She glances at the house again as the pier and her confidence fade into sand. The land resists her, lets her stay above the surface, move inland towards the hillside town. When she left, she ran, but now she strides forward, calmly, the sand thirsty for incoming voyagers. Her ghosts follow, fingers clinging to her coat, blowing her hair, changing their tune and begging her to turn back. She ignores them, ignores her memories and her pain, thinks only of the brown-haired woman on the hill.

The woman doesn’t know her. Shaw was alone in the beginning, living in shadows and stealing to live. The church had found her, the man on the hill had found her, and she had never starved again, but she paid the price in pounds of flesh. She’s close enough to read the sign and she wonders again where she came from. The hat is soft in her hand, the wind tries to pull it away, and Shaw wants to be pulled back to the ocean.

The dark, rolling sea knows her secrets; it brought her here and it swears to take her away again. It is dangerous, to live on the sea, but it is freedom and her twice-built boat is home. The church no longer houses orphans, the man no longer beats its wards, and she no longer dreams of death. She has tasted it and come out the other side.
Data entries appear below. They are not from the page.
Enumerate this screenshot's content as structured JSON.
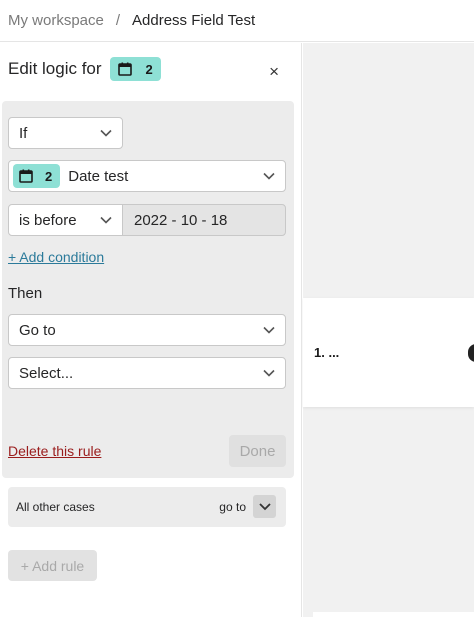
{
  "breadcrumb": {
    "workspace": "My workspace",
    "separator": "/",
    "form": "Address Field Test"
  },
  "panel": {
    "title": "Edit logic for",
    "question_badge_number": "2",
    "close_label": "×"
  },
  "rule": {
    "condition_type": "If",
    "field": {
      "number": "2",
      "label": "Date test",
      "icon": "calendar-icon"
    },
    "operator": "is before",
    "value": "2022 - 10 - 18",
    "add_condition": "+ Add condition",
    "then_label": "Then",
    "action": "Go to",
    "target_placeholder": "Select...",
    "delete_label": "Delete this rule",
    "done_label": "Done"
  },
  "other_cases": {
    "label": "All other cases",
    "goto_label": "go to"
  },
  "add_rule_label": "+ Add rule",
  "canvas": {
    "card_title": "1. ..."
  },
  "colors": {
    "badge": "#8ee0d5",
    "link": "#2b7a9a",
    "delete": "#9a1c1c"
  }
}
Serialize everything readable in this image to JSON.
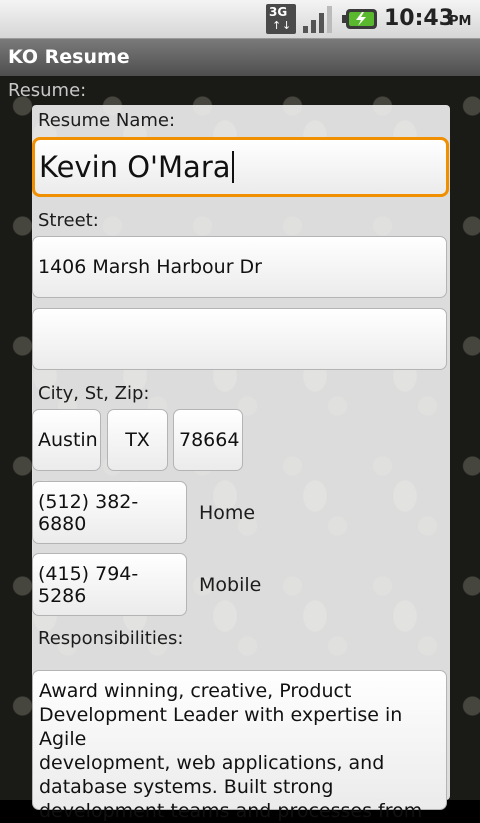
{
  "status_bar": {
    "network": "3G",
    "time": "10:43",
    "ampm": "PM",
    "icons": [
      "3g-data-icon",
      "signal-strength-icon",
      "battery-charging-icon"
    ]
  },
  "app": {
    "title": "KO Resume"
  },
  "form": {
    "section_label": "Resume:",
    "resume_name_label": "Resume Name:",
    "resume_name_value": "Kevin O'Mara",
    "street_label": "Street:",
    "street1_value": "1406 Marsh Harbour Dr",
    "street2_value": "",
    "city_label": "City, St, Zip:",
    "city_value": "Austin",
    "state_value": "TX",
    "zip_value": "78664",
    "phone_home_value": "(512) 382-6880",
    "phone_home_label": "Home",
    "phone_mobile_value": "(415) 794-5286",
    "phone_mobile_label": "Mobile",
    "responsibilities_label": "Responsibilities:",
    "responsibilities_lines": [
      "Award winning, creative, Product",
      "Development Leader with expertise in Agile",
      "development, web applications, and",
      "database systems.  Built strong",
      "development teams and processes from"
    ]
  },
  "colors": {
    "focus_accent": "#f09000",
    "title_bar": "#5e5e5e"
  }
}
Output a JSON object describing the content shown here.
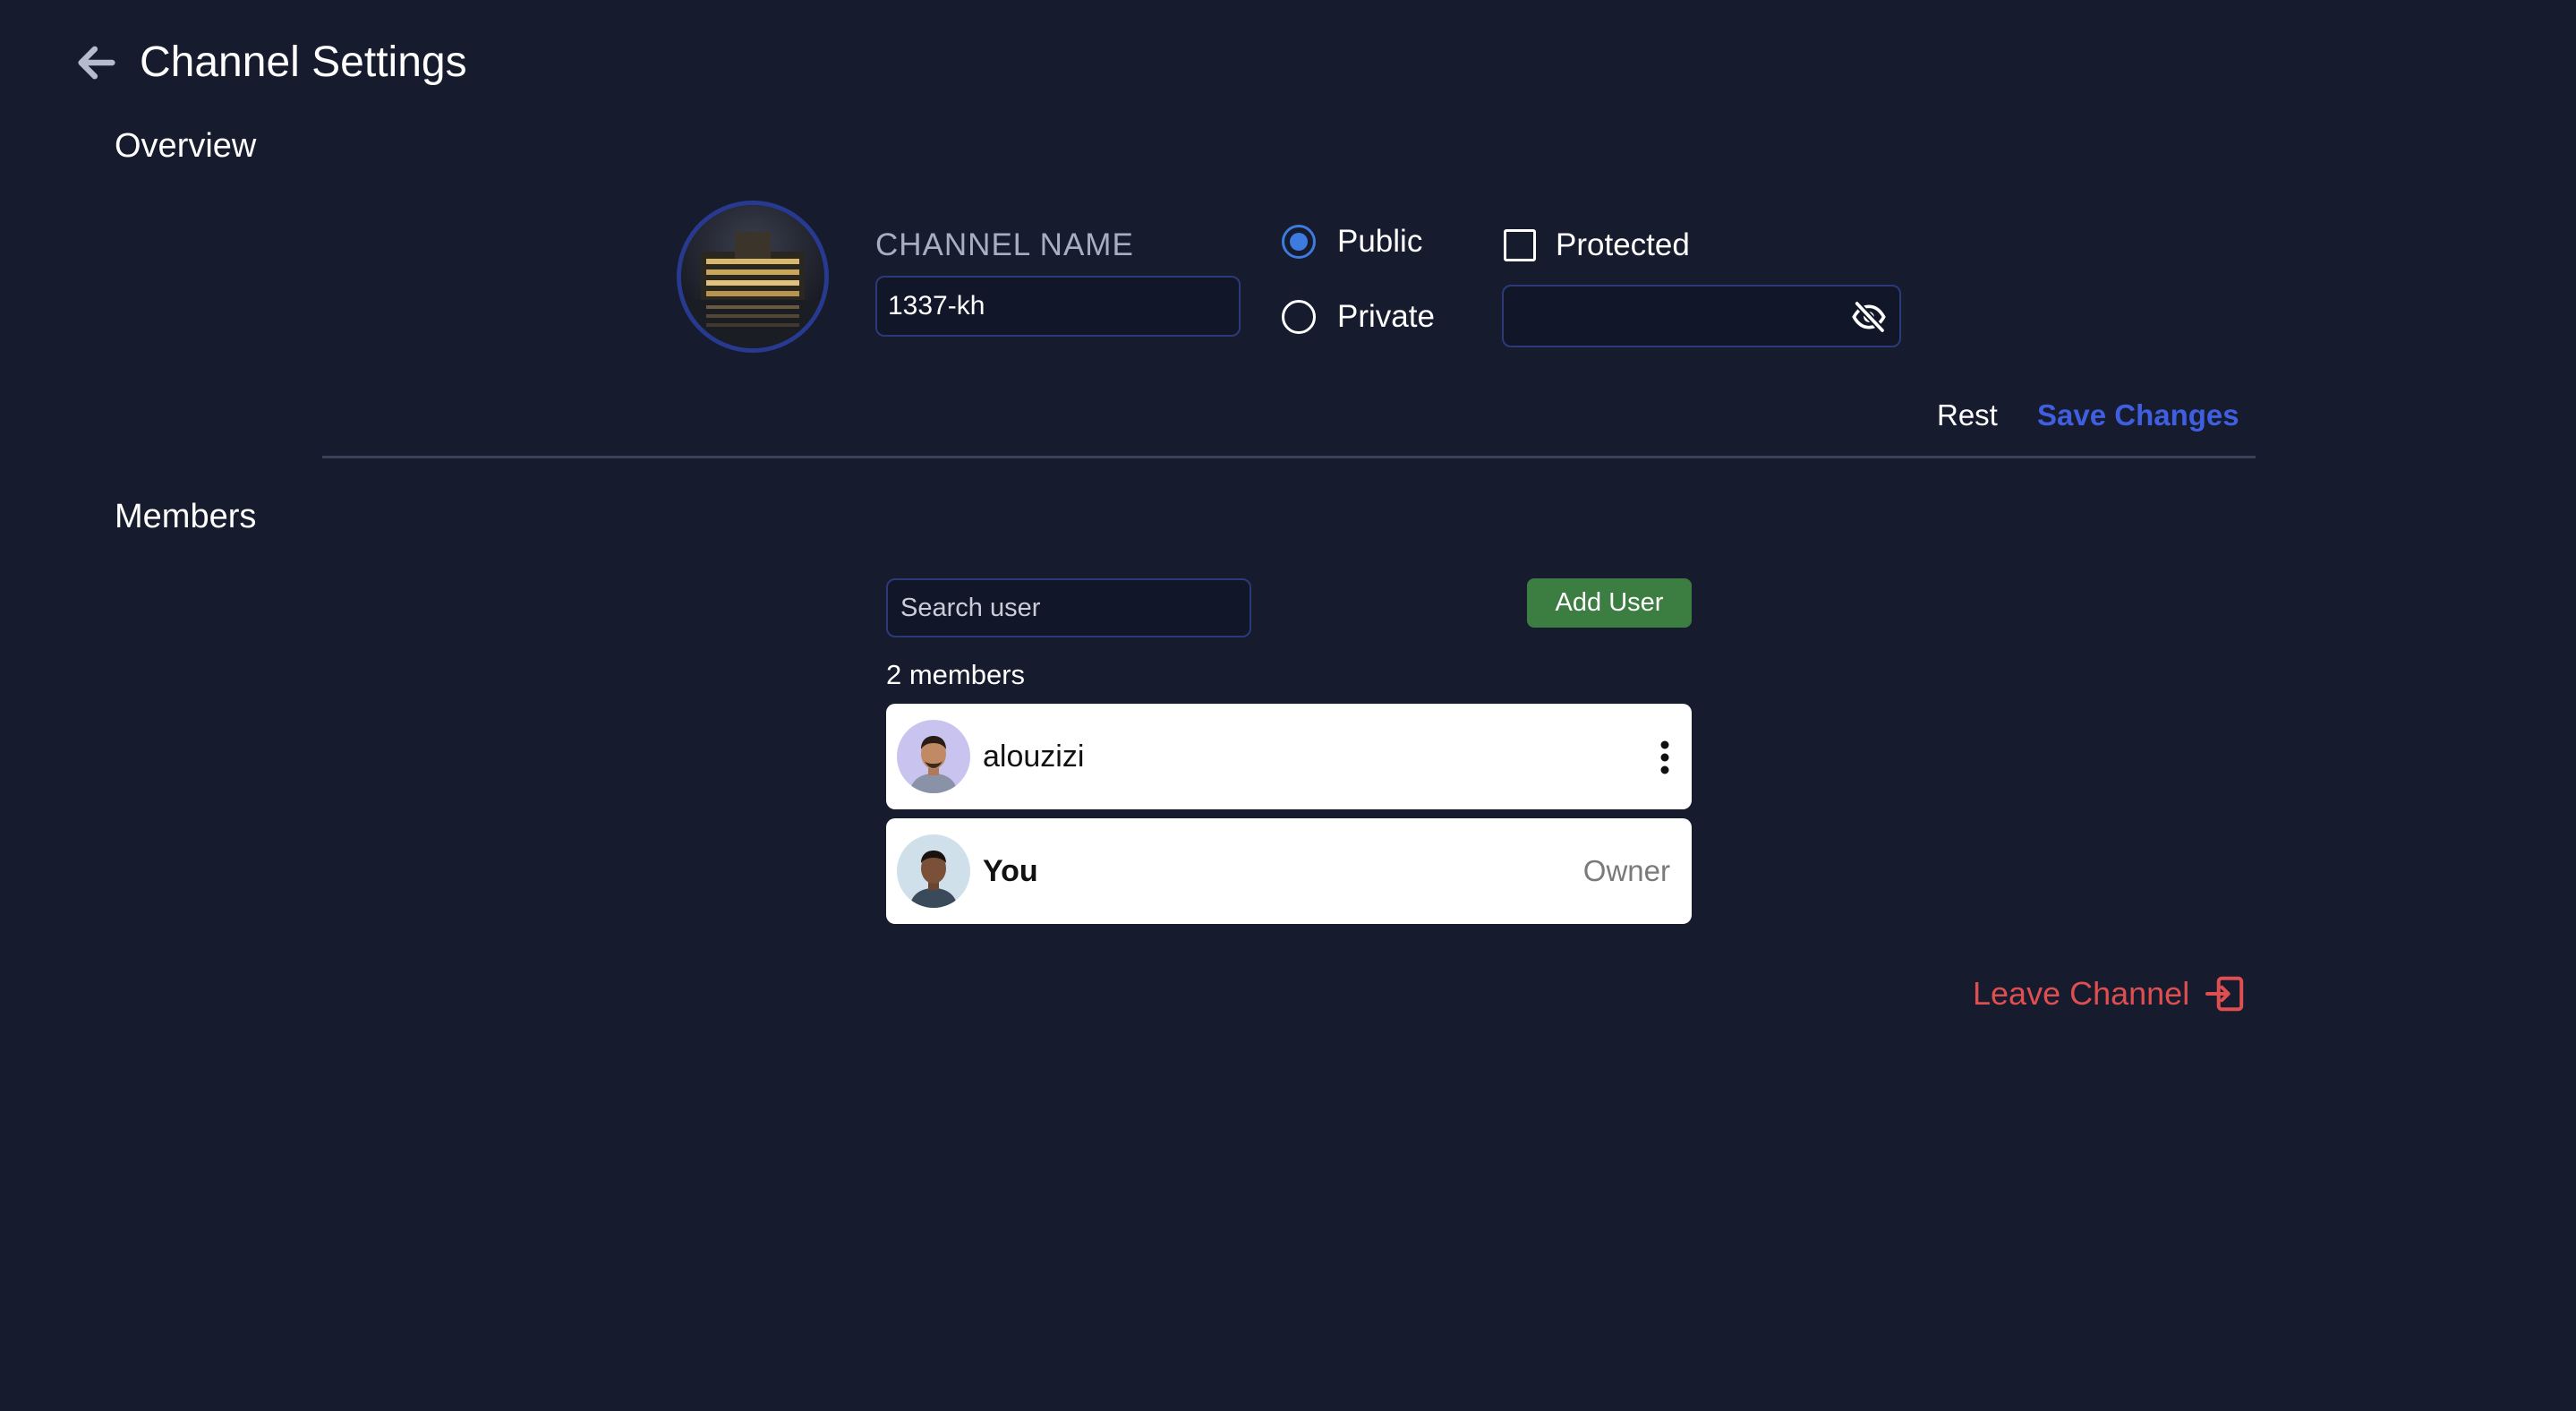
{
  "header": {
    "title": "Channel Settings"
  },
  "overview": {
    "title": "Overview",
    "channel_name_label": "CHANNEL NAME",
    "channel_name_value": "1337-kh",
    "visibility": {
      "public_label": "Public",
      "private_label": "Private",
      "selected": "public"
    },
    "protected": {
      "label": "Protected",
      "checked": false,
      "password_value": ""
    },
    "actions": {
      "rest_label": "Rest",
      "save_label": "Save Changes"
    }
  },
  "members": {
    "title": "Members",
    "search_placeholder": "Search user",
    "add_user_label": "Add User",
    "count_text": "2 members",
    "list": [
      {
        "name": "alouzizi",
        "role": ""
      },
      {
        "name": "You",
        "role": "Owner"
      }
    ]
  },
  "leave": {
    "label": "Leave Channel"
  },
  "colors": {
    "background": "#161b2e",
    "accent_blue": "#3f5fe0",
    "radio_blue": "#3d7be0",
    "add_green": "#3c7d42",
    "danger_red": "#e04f4f"
  },
  "icons": [
    "back-arrow-icon",
    "eye-off-icon",
    "kebab-menu-icon",
    "exit-icon"
  ]
}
The town’s sign creaks above her as she passes below.

The wind whistles between buildings and she tries to imagine the woman on the hill. They’re similar in age, she knows because the man used to tell her. When Shaw was small, hip high on the looming priest, he would tell her tales of his perfect daughter, compare them to each other. She knows the woman is pale, chaste and beautiful. Shaw wonders if her skin is marred with blood and bruises from his steel-boned belt.

Shaw owes that man her life and livelihood, owes him absolutely everything, but he wasn’t there when her boat sank, when her passengers died, when she was left with nothing. The woman on the hill was; she’d watched, and Shaw had felt a kinship with the woman who was her mirror, innocent at birth and broken with time. Shaw loathed and longed for her lovely apparition.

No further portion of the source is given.